The use of Arabic words also plays a part in the second point, the belief that sukuk are fundamentally an EM only product. From the perspective of a trading desk in New York, London or Tokyo, what could seem more “EM” than a product that incorporates Shariah principles and makes use of some Arabic terms? And certainly it is true that many EM issuers fund with sukuk, and many EM based investors buy them. But those facts alone should not define the instrument itself as uniquely EM. After all, there are more companies listed on both the National Stock Exchange of India and the Shanghai Stock Exchange than in either of New York or London, but that is not interpreted to mean stocks are now an EM product.
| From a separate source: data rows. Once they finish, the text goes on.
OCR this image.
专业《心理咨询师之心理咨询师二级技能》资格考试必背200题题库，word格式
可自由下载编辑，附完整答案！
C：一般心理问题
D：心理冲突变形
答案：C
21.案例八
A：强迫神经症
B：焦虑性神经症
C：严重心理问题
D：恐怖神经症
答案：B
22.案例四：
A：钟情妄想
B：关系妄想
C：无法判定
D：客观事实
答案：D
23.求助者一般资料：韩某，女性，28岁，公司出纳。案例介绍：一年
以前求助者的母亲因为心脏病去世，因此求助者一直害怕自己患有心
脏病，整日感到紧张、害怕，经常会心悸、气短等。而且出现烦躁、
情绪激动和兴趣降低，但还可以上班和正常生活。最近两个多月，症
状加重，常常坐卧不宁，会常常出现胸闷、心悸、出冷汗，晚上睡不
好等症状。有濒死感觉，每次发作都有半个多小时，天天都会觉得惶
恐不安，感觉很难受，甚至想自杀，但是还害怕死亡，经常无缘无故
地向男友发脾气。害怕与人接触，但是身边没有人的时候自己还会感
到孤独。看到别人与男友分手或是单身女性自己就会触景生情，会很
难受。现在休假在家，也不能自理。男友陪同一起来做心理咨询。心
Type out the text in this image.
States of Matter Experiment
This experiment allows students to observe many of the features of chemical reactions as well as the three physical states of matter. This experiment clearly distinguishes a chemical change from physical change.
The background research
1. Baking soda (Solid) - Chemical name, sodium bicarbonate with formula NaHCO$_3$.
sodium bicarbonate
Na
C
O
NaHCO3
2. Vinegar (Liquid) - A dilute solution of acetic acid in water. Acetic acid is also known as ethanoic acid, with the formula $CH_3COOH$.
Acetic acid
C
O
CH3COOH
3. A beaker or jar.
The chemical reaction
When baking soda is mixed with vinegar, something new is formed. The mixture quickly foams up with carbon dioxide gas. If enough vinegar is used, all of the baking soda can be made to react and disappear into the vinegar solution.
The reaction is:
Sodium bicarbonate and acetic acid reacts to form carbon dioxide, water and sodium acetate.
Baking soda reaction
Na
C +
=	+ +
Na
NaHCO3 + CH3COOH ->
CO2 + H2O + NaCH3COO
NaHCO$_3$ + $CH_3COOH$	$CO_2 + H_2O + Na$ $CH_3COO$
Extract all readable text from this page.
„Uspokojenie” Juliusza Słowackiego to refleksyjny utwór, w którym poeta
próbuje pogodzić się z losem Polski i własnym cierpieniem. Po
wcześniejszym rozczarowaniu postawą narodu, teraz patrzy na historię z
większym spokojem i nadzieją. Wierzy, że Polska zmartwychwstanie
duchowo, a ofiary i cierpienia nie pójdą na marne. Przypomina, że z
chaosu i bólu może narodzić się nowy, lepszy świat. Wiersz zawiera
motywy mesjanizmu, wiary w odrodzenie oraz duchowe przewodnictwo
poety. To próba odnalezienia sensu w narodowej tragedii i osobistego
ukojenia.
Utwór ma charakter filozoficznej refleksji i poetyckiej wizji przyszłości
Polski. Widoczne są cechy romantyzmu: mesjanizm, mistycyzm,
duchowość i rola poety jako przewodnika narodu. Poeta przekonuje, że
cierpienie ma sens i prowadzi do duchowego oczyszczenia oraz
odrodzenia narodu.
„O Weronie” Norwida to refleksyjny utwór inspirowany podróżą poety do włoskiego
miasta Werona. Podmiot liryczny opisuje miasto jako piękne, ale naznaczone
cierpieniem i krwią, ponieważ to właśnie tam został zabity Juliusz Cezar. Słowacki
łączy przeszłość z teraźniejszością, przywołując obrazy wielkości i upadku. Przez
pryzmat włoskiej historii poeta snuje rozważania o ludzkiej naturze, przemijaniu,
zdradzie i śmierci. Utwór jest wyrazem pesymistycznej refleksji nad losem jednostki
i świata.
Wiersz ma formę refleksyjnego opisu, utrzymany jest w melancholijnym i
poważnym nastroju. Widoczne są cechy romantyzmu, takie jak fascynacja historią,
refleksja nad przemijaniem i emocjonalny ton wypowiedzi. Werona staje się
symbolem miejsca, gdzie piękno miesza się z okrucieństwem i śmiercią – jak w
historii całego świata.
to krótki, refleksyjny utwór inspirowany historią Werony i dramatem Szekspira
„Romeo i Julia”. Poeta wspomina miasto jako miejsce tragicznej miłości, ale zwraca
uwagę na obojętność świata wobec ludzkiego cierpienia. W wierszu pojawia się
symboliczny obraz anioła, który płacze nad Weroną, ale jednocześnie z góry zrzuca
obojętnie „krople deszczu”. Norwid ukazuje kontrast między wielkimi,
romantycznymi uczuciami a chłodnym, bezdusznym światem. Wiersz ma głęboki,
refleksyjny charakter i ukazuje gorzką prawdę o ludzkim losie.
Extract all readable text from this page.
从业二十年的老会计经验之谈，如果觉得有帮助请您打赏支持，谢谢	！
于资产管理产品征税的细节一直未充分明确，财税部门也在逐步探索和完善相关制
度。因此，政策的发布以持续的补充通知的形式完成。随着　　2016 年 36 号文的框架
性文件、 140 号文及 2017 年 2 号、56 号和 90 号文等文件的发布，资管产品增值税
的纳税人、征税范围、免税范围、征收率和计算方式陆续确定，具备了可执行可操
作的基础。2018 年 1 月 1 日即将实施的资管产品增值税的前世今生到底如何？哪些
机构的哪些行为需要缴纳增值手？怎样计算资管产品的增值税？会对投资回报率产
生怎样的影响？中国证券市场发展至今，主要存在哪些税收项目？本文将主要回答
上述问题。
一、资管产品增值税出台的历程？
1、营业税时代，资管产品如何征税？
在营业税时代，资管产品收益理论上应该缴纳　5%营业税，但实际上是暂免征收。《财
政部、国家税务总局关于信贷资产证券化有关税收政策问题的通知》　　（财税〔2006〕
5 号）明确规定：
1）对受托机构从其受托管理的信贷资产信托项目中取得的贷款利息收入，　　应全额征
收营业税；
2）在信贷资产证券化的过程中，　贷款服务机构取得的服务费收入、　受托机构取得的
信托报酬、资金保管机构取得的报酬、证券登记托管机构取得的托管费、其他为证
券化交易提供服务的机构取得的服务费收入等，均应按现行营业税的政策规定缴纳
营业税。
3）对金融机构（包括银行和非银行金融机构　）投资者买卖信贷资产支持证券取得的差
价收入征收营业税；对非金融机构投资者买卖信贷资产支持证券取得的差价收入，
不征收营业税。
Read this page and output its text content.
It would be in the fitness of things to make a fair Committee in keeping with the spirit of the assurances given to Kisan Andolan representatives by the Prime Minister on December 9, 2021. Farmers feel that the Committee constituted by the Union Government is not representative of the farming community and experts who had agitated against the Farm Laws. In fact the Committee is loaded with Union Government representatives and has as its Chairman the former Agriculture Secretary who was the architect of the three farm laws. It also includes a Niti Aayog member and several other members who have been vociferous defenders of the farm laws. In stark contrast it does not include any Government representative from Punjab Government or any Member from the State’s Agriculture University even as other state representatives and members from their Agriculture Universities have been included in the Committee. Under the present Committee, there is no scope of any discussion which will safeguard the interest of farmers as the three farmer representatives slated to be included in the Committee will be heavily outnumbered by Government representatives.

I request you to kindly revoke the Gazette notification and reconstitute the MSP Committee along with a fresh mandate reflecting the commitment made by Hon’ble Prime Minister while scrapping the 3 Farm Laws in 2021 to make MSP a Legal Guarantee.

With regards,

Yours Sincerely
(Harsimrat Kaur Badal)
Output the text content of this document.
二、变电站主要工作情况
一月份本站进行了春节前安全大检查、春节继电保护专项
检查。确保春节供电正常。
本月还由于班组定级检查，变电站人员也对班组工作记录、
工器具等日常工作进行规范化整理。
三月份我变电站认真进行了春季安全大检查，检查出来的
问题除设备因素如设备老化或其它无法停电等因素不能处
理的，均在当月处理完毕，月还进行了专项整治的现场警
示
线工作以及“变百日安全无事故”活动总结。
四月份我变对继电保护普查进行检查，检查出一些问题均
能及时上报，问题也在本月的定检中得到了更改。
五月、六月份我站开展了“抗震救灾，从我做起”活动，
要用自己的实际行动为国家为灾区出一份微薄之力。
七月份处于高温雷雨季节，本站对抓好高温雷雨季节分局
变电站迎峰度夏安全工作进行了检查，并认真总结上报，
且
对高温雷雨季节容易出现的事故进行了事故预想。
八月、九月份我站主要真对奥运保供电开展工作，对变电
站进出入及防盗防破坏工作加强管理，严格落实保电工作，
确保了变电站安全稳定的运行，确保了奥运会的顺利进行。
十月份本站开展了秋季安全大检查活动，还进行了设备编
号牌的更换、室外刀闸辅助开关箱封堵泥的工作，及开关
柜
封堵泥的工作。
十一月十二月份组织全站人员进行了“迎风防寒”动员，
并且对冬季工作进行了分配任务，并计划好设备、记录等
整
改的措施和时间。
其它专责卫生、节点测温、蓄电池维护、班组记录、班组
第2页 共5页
Furthermore, the majority of internationally placed sukuk are not traditional EM instruments at all. Most are issued by sovereigns, supranationals, state owned enterprise and large multinational corporations with credit ratings toward the high end of the investment grade spectrum. And a number of significant Western issuers, such as the United Kingdom, Luxembourg and the International Financing Facility for Immunization (an international organization organized as a UK charity) have all executed sukuk.
In other words, perception is often not reality when it comes to sukuk. Many financial market players write them off as overly complex, EM instruments without considering that they are fundamentally just securities. Like how a climate change denier looks at a snowstorm, they focus on certain superficialities of the product, such as the use of Arabic terms, and miss the underlying reality that sukuk can be a very valuable capital markets instrument.
For international investors, ignoring sukuk comes at a cost, as the product offers them diversifying credits and great credit stories. The Islamic Development Bank, for example, is a supranational institution with the objective of promoting sustainable social and economic growth in its member countries, and it issues several billion dollars of triple-A rated sukuk every year. Any high grade, fixed income investor with an interest in sustainability should be considering those sukuk as valuable diversifying assets for their portfolios.
In summary, like stocks and bonds, sukuk are simply a type of tradable security. They do not have a specific nationality, and they are not meant only for a specific type of institution. The international capital markets stand to benefit if the fundamental nature of sukuk as a useful and diversifying instrument is more widely recognized.